Assim mesmo, foram construídos um considerável número de lembis; estes eram pequenas e rápidas galeiras que usavam os habitantes da Ilíria, e que eram capazes de transportar cinquenta soldados, sem contar os tripulantes.[10] Contudo isso esperava evitar a frota romana, que trataria de impedir um encontro com a frota cartaginesa de Aníbal na sua base de Lilibeu, a oeste da Sicília.[8]

Filipe, além disso, expandiu os seus territórios para oeste, através dos vales dos rios Apso e Genuso, chegando às beiras da Ilíria.[11] O plano de Filipe era tomar as costas da Ilíria conquistando a área entre estas costas e Macedônia, e usar o novo território conquistado a fim de transportar os reforços depressa até as mesmas portas da Itália.[12]

Em princípios de verão, Filipe e a sua frota partiram da Macedônia e navegaram através do Estreito de Euripo, entre as regiões de Eubeia e Beócia, em território heleno, rodearam o Cabo Maleia, e, antes de cruzarem o largo entre as ilhas de Cefalônia e Leucas, aguardaram a receber a posição da frota romana; este informe devia partir de Lilibeu e chegar a norte de Apolônia (Ilíria).

Porém, quando a frota macedônica estava fundeada na ilha de Sazan, Filipe foi informado do avistamento de quinquerreme em Apolônia.
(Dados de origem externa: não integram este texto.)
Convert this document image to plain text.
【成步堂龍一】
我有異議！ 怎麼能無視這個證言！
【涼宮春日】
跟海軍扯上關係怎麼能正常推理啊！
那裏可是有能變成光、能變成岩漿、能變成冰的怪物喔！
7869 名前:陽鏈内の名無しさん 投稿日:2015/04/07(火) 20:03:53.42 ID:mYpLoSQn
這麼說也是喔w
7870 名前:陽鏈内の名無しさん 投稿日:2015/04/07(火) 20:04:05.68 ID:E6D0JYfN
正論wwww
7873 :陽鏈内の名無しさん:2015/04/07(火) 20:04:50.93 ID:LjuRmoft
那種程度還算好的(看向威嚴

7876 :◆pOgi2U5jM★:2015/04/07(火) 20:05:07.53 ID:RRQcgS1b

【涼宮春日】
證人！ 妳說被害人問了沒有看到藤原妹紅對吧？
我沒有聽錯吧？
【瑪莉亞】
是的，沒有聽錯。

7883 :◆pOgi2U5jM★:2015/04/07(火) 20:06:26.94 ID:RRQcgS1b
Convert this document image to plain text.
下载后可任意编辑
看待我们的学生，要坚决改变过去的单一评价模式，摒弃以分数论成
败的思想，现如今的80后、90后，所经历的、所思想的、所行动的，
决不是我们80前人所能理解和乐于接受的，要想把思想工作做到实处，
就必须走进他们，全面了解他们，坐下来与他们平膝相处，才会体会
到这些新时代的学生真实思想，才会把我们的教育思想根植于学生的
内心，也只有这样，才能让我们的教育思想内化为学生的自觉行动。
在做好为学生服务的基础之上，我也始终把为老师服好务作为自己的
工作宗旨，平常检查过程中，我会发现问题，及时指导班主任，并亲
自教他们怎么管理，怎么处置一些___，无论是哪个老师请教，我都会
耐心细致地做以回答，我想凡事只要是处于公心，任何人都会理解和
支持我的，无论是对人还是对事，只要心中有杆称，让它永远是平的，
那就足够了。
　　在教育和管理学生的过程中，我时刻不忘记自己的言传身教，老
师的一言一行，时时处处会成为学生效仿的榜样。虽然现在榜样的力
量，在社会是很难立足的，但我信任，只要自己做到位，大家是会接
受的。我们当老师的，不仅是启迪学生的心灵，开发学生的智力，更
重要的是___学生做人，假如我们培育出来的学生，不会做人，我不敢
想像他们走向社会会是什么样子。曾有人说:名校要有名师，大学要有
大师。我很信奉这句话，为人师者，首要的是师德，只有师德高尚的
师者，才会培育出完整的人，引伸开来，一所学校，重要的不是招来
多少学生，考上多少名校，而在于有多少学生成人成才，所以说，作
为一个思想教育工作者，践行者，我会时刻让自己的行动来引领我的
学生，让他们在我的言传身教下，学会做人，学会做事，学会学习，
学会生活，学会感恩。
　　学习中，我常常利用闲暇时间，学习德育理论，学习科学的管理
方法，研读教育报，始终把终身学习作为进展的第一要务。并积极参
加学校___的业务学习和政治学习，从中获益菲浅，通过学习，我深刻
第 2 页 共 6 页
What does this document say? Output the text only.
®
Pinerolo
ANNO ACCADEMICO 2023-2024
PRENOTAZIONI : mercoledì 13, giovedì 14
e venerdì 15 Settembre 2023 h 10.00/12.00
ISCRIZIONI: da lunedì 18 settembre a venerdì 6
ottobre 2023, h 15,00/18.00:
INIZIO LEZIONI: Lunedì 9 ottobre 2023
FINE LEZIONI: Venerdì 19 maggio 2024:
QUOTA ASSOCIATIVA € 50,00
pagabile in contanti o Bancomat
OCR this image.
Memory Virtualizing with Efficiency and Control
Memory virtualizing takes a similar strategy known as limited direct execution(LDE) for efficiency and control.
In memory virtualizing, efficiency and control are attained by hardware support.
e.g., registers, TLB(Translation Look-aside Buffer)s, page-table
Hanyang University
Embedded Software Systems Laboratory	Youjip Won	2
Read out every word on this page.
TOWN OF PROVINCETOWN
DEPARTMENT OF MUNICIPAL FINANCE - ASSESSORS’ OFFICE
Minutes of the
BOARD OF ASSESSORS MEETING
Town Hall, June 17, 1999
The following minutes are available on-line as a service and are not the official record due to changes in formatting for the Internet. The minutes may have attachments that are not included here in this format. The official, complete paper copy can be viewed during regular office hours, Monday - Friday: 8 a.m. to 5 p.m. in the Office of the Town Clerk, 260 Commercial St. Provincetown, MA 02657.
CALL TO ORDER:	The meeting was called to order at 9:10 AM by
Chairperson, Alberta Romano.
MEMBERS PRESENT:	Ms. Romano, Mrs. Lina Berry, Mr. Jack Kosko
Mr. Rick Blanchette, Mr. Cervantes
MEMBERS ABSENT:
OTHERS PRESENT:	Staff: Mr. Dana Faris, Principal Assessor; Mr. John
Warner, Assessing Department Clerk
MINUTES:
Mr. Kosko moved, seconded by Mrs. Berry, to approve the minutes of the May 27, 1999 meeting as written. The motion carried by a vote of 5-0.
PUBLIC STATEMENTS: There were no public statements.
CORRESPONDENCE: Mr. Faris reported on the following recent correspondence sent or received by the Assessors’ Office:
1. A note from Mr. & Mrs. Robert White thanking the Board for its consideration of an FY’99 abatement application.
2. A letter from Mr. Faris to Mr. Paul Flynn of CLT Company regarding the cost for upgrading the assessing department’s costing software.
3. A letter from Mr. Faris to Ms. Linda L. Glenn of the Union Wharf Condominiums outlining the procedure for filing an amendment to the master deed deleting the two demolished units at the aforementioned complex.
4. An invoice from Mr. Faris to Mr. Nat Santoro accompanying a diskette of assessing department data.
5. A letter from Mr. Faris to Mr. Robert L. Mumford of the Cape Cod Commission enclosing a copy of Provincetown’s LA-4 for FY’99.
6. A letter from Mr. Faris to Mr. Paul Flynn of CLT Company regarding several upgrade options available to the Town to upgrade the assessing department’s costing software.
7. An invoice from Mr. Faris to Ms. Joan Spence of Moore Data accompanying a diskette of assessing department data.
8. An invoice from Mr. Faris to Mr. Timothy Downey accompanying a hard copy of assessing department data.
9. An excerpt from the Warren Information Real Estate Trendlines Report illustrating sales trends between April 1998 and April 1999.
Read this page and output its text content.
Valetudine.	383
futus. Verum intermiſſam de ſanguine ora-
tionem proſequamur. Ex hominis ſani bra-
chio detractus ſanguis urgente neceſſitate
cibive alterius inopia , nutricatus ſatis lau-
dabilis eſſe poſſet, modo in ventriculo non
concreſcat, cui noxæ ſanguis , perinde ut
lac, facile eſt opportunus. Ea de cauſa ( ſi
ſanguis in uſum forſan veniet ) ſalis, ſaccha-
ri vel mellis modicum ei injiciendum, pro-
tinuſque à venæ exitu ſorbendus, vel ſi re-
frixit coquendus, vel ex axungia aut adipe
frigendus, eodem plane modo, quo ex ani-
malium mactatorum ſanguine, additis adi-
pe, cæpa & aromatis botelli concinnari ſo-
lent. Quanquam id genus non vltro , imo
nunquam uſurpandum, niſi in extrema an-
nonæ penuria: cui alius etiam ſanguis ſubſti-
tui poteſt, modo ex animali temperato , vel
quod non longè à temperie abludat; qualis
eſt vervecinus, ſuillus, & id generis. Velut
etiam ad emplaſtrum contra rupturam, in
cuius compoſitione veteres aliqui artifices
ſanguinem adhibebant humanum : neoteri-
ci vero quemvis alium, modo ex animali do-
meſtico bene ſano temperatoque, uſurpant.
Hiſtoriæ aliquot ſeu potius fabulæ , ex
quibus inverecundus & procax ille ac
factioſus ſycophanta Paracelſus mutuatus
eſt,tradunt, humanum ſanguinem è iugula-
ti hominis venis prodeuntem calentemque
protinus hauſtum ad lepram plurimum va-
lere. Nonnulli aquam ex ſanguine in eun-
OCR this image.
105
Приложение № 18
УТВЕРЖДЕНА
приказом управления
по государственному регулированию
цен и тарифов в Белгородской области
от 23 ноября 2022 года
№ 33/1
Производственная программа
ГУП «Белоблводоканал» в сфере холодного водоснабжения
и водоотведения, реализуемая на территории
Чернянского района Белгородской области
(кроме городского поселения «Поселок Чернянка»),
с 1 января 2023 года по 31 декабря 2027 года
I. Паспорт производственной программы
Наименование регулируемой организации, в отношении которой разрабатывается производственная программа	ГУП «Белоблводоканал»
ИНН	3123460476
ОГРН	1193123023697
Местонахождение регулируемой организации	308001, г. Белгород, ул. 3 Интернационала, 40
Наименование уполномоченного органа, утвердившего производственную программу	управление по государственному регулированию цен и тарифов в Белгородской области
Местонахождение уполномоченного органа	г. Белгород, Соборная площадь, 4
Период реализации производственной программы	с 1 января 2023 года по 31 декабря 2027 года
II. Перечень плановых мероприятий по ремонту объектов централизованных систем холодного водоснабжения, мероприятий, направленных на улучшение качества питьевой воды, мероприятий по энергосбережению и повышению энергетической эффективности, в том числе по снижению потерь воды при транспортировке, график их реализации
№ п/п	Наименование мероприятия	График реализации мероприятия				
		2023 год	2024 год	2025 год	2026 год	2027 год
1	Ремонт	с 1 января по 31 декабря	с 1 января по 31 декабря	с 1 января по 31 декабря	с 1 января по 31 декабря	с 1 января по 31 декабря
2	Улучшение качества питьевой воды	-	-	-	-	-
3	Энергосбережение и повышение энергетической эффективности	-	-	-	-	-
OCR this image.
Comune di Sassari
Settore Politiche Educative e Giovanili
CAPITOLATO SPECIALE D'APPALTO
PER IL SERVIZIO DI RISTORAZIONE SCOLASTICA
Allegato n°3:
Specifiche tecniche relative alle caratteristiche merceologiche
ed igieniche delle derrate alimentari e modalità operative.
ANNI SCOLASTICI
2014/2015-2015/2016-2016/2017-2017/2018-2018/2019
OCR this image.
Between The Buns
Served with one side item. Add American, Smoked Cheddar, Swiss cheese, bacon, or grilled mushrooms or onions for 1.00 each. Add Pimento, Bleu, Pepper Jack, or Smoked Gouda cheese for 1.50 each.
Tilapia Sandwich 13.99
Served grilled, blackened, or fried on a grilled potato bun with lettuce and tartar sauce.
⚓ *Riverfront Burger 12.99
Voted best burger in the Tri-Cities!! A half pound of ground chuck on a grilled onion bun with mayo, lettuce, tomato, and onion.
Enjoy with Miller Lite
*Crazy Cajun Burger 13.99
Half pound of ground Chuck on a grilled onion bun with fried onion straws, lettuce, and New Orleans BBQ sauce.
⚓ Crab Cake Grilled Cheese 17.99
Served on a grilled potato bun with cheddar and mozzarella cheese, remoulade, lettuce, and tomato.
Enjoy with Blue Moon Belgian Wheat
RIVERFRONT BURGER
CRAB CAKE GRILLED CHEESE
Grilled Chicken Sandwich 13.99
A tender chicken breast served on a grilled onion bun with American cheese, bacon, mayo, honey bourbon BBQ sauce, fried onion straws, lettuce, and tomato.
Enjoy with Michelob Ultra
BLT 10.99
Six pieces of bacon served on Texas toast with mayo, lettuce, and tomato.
Convencido de que a frota romana marchava para ali com o fim de capturá-lo, ordenou a retirada imediata para Cefalônia. Políbio descreveu a fuga da frota macedônia como "um exemplo de pânico e desordem". Apesar disso, os romanos apenas enviaram dez naves com o fim de fazer face ao que consideravam uma "alarma injustificada". Filipe deixara escapar uma boa oportunidade de tomar Ilíria e teve de regressar para Macedônia; embora não perdesse nenhuma nave, voltou ao seu reino com uma considerável desonra.[13]

Aliança macedônio-cartaginesa[editar | editar código-fonte]

Quando chegou a notícia à corte de Filipe da esmagadora vitória de Aníbal frente aos romanos na Batalha de Canas, o monarca enviou mensageiros ao acampamento de Aníbal na Itália com uma proposta de aliança. Concluiu-se no verão de 215 a.C. um tratado de amizade. No tratado prometia-se apoio militar mútuo contra os inimigos (exceto que sejam aliados dos outros). Especificamente prometia-se apoio mútuo na guerra contra Roma, Aníbal devia assinar uma paz com Roma que não devia incluir Filipe, mas Roma devia ser forçada a ceder Corfu, Apolônia, Epidamno, Faros, Dimale, Partínia e Atintânia e devia ser restaurado Demétrio no trono de Faros.[14]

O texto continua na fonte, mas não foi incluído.